In der EMEA-Region dürfte der Gewinn je Aktie in diesem Jahr um 28% sinken, bevor er im nächsten Jahr um 38% anzieht. Im Hinblick auf die lateinamerikanischen Länder, die sich noch in einer relativ frühen Phase der Pandemie befinden, wird ein Rückgang des Gewinns je Aktie von 46% in diesem und ein beachtlicher Anstieg von 95% im nächsten Jahr erwartet. Diese Gewinnerholung steht jedoch in deutlichem Kontrast zu vielen weniger optimistischen Wachstumsprognosen, sodass viel Raum für Enttäuschungen im nächsten Jahr besteht (vgl.
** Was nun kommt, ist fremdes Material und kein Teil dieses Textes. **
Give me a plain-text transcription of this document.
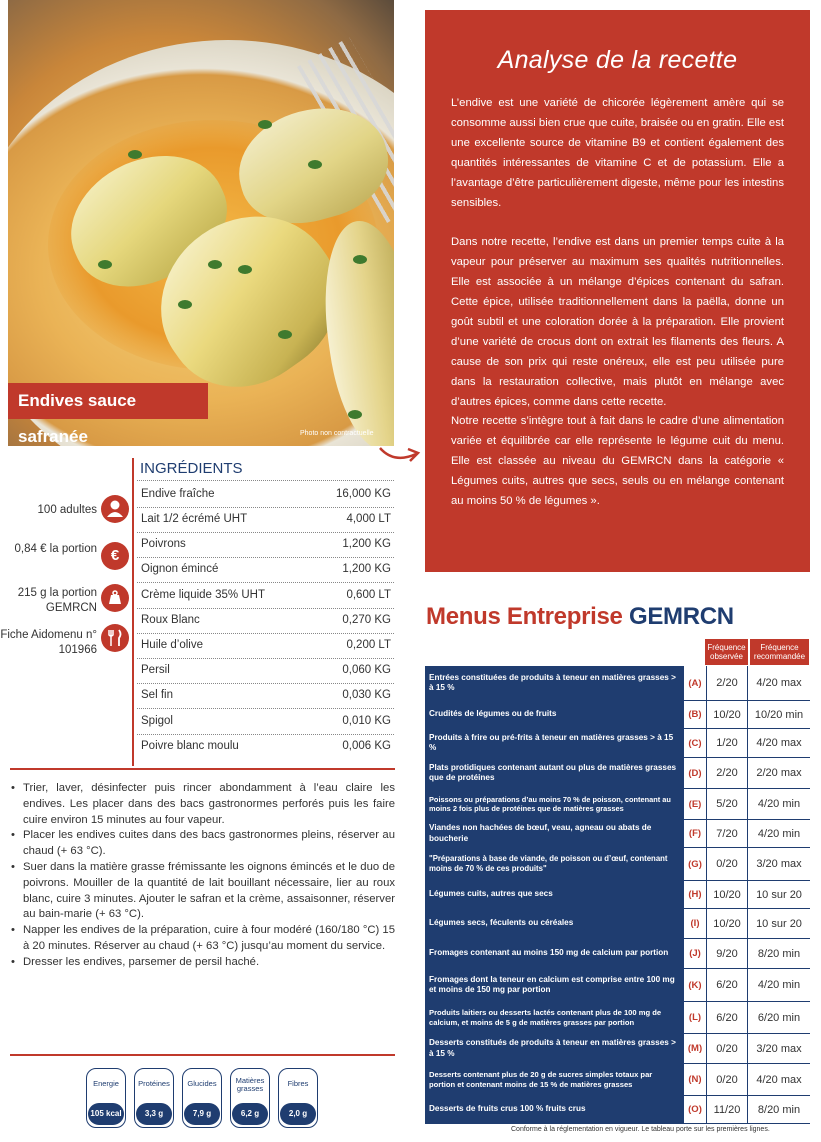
Photo non contractuelle
Endives sauce safranée
Analyse de la recette

L’endive est une variété de chicorée légèrement amère qui se consomme aussi bien crue que cuite, braisée ou en gratin. Elle est une excellente source de vitamine B9 et contient également des quantités intéressantes de vitamine C et de potassium. Elle a l’avantage d’être particulièrement digeste, même pour les intestins sensibles.

Dans notre recette, l’endive est dans un premier temps cuite à la vapeur pour préserver au maximum ses qualités nutritionnelles. Elle est associée à un mélange d’épices contenant du safran. Cette épice, utilisée traditionnellement dans la paëlla, donne un goût subtil et une coloration dorée à la préparation. Elle provient d’une variété de crocus dont on extrait les filaments des fleurs. A cause de son prix qui reste onéreux, elle est peu utilisée pure dans la restauration collective, mais plutôt en mélange avec d’autres épices, comme dans cette recette.

Notre recette s’intègre tout à fait dans le cadre d’une alimentation variée et équilibrée car elle représente le légume cuit du menu. Elle est classée au niveau du GEMRCN dans la catégorie « Légumes cuits, autres que secs, seuls ou en mélange contenant au moins 50 % de légumes ».

100 adultes
0,84 € la portion €
215 g la portion GEMRCN
Fiche Aidomenu n° 101966
INGRÉDIENTS
Endive fraîche	16,000 KG
Lait 1/2 écrémé UHT	4,000 LT
Poivrons	1,200 KG
Oignon émincé	1,200 KG
Crème liquide 35% UHT	0,600 LT
Roux Blanc	0,270 KG
Huile d’olive	0,200 LT
Persil	0,060 KG
Sel fin	0,030 KG
Spigol	0,010 KG
Poivre blanc moulu	0,006 KG
• Trier, laver, désinfecter puis rincer abondamment à l’eau claire les endives. Les placer dans des bacs gastronormes perforés puis les faire cuire environ 15 minutes au four vapeur.
• Placer les endives cuites dans des bacs gastronormes pleins, réserver au chaud (+ 63 °C).
• Suer dans la matière grasse frémissante les oignons émincés et le duo de poivrons. Mouiller de la quantité de lait bouillant nécessaire, lier au roux blanc, cuire 3 minutes. Ajouter le safran et la crème, assaisonner, réserver au bain-marie (+ 63 °C).
• Napper les endives de la préparation, cuire à four modéré (160/180 °C) 15 à 20 minutes. Réserver au chaud (+ 63 °C) jusqu’au moment du service.
• Dresser les endives, parsemer de persil haché.
Energie
105 kcal
Protéines
3,3 g
Glucides
7,9 g
Matières grasses
6,2 g
Fibres
2,0 g
Menus Entreprise GEMRCN
Fréquence observée
Fréquence recommandée
Entrées constituées de produits à teneur en matières grasses > à 15 %	(A)	2/20	4/20 max
Crudités de légumes ou de fruits	(B)	10/20	10/20 min
Produits à frire ou pré-frits à teneur en matières grasses > à 15 %	(C)	1/20	4/20 max
Plats protidiques contenant autant ou plus de matières grasses que de protéines	(D)	2/20	2/20 max
Poissons ou préparations d’au moins 70 % de poisson, contenant au moins 2 fois plus de protéines que de matières grasses	(E)	5/20	4/20 min
Viandes non hachées de bœuf, veau, agneau ou abats de boucherie	(F)	7/20	4/20 min
"Préparations à base de viande, de poisson ou d’œuf, contenant moins de 70 % de ces produits"	(G)	0/20	3/20 max
Légumes cuits, autres que secs	(H)	10/20	10 sur 20
Légumes secs, féculents ou céréales	(I)	10/20	10 sur 20
Fromages contenant au moins 150 mg de calcium par portion	(J)	9/20	8/20 min
Fromages dont la teneur en calcium est comprise entre 100 mg et moins de 150 mg par portion	(K)	6/20	4/20 min
Produits laitiers ou desserts lactés contenant plus de 100 mg de calcium, et moins de 5 g de matières grasses par portion	(L)	6/20	6/20 min
Desserts constitués de produits à teneur en matières grasses > à 15 %	(M)	0/20	3/20 max
Desserts contenant plus de 20 g de sucres simples totaux par portion et contenant moins de 15 % de matières grasses	(N)	0/20	4/20 max
Desserts de fruits crus 100 % fruits crus	(O)	11/20	8/20 min
Conforme à la réglementation en vigueur. Le tableau porte sur les premières lignes.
Abb. 2).

Abbildung 2: Bottom-up-Gewinnwachstum in Lateinamerika könnte für Enttäuschung sorgen

Der Gewinnausblick für die Schwellenländer gestaltet sich weiterhin trüb. Dies ist zwar für asiatische Volkswirtschaften und den Technologiesektor weniger der Fall, wir sind uns jedoch der Gefahr bewusst, dass der IT-Sektor überkaufte Niveaus erreicht haben könnte. Dies gilt vor allem für die USA, was sich in der Folge auf den gesamten Sektor weltweit auswirken könnte. Wäre dies eine Gelegenheit für die wenig nachgefragten Schwellenländerregionen und -sektoren, ins Rampenlicht zu rücken? Möglicherweise. 
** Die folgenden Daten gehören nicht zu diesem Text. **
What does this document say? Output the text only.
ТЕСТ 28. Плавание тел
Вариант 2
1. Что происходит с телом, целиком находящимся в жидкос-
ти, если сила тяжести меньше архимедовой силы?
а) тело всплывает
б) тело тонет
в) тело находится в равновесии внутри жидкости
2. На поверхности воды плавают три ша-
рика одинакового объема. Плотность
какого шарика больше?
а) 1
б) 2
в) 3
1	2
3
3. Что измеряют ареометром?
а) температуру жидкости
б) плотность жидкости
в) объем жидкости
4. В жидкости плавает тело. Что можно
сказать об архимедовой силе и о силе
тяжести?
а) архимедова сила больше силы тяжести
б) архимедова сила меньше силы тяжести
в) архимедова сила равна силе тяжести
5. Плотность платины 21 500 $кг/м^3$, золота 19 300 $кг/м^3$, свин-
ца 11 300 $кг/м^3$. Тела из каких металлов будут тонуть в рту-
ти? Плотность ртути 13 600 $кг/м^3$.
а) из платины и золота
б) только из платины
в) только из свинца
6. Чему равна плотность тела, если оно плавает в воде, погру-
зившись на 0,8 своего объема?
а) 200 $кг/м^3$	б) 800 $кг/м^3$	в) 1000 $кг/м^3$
Doch neben positiven Überraschungen und neuerlichem Anlegerinteresse wären nicht nur eine weniger starke Führerschaft des IT-Sektors, sondern auch Anzeichen eines nachhaltigen zyklischen Aufschwungs vonnöten, die zum Teil noch nicht erkennbar sind. Dazu zählen: 

  1. eine Erholung der Rohstoffpreise auf breiter Basis,
  2. eine Aufwertung der Schwellenländerwährungen gegenüber dem US-Dollar,
  3. eine weitere Spreadverengung bei Unternehmensanleihen aus den Schwellenländern und
  4. ein Anstieg der Inflationserwartungen, was Finanzwerte – den größten Sektor in den Schwellenländern außerhalb Asiens – stützen würde.